Morning strolling around the city with minimum people on the streets. A bit colder than yesterday. A bit gloomy weather. But peace and quiet.
Of course, I go to the castle to enjoy the views over the town from the Cloak Bridge.
And suddenly I discovered a new place for me. The park behind the catsle. I have been to Cesky Krumlov several times already, but I have never known about this park. Indeed, sometimes it is very useful to read more about the place before you visit it.
Literally, I was shocked. How could I miss this gem, right under my nose! Unfortunately, it is just an early spring time, and no flowers, no bright juicy grass, no leaves. But I could feel all the grand potential of this place.
They say, it is one of the largest and finest historic castle gardens in the whole Czech Republic, covering around 10-11 hectares. Nowadays, the Cesky Krumlov Castle Garden is a blend of Baroque (symmetrical layout, straight tree-lined avenues, decorative fountains and sculptures) and English (a park-like style, designed to imitate nature, with curving paths and informal groups of trees) landscape styles, but its overall historic character is predominantly Baroque.
The garden is much quieter than the castle courtyards and offers beautiful views over the surrounding countryside.
Coming back to the city center through the narrow cobbled streets.
The next picture is from the main square, Namesti Svornosti. With the Marian (Plague) Column, erected in the early 18th century, and with beautifully preserved Gothic and Renaissance burgher houses with colorful facades.
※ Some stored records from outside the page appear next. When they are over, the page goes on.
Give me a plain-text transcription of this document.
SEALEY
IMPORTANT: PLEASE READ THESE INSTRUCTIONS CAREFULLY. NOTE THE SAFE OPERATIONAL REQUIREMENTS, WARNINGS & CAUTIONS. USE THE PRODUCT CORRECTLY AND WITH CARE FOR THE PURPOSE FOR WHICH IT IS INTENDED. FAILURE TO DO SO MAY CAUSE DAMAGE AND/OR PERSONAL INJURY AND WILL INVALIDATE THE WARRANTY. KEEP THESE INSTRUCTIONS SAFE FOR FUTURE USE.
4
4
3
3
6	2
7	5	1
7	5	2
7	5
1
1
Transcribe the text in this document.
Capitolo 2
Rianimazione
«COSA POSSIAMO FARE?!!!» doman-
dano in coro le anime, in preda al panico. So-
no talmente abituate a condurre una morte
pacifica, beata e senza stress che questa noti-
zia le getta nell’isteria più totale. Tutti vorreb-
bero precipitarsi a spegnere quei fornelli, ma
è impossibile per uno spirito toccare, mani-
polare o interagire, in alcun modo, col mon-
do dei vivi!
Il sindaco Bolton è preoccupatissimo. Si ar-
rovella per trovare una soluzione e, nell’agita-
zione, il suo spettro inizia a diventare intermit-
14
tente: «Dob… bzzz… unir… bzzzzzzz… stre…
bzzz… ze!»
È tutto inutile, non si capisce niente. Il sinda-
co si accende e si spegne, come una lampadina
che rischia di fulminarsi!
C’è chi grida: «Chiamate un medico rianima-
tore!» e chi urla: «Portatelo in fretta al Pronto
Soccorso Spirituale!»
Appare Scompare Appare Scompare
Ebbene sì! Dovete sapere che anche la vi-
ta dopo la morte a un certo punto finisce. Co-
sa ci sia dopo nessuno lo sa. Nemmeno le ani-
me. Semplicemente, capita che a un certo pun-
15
By the way, Plague columns like this one on the square, became an important tradition in the former Habsburg monarchy, especially in what are now the Czech Republic, Austria, Slovakia and Hungary. They served not only as religious monuments but also as public memorials marking the end of devastating epidemics.
And this is my last picture from Cesky Krumlov, from the bridge leading to the city center. And I am heading to the bus stop, which is actually 5 minutes away from the gates.
Now I have the plan to come back to Cesky Krumlov once again and to visit not only the streets of the city, but also the parks, especially during the time, when everything is blooming or at least with the leaves on the trees.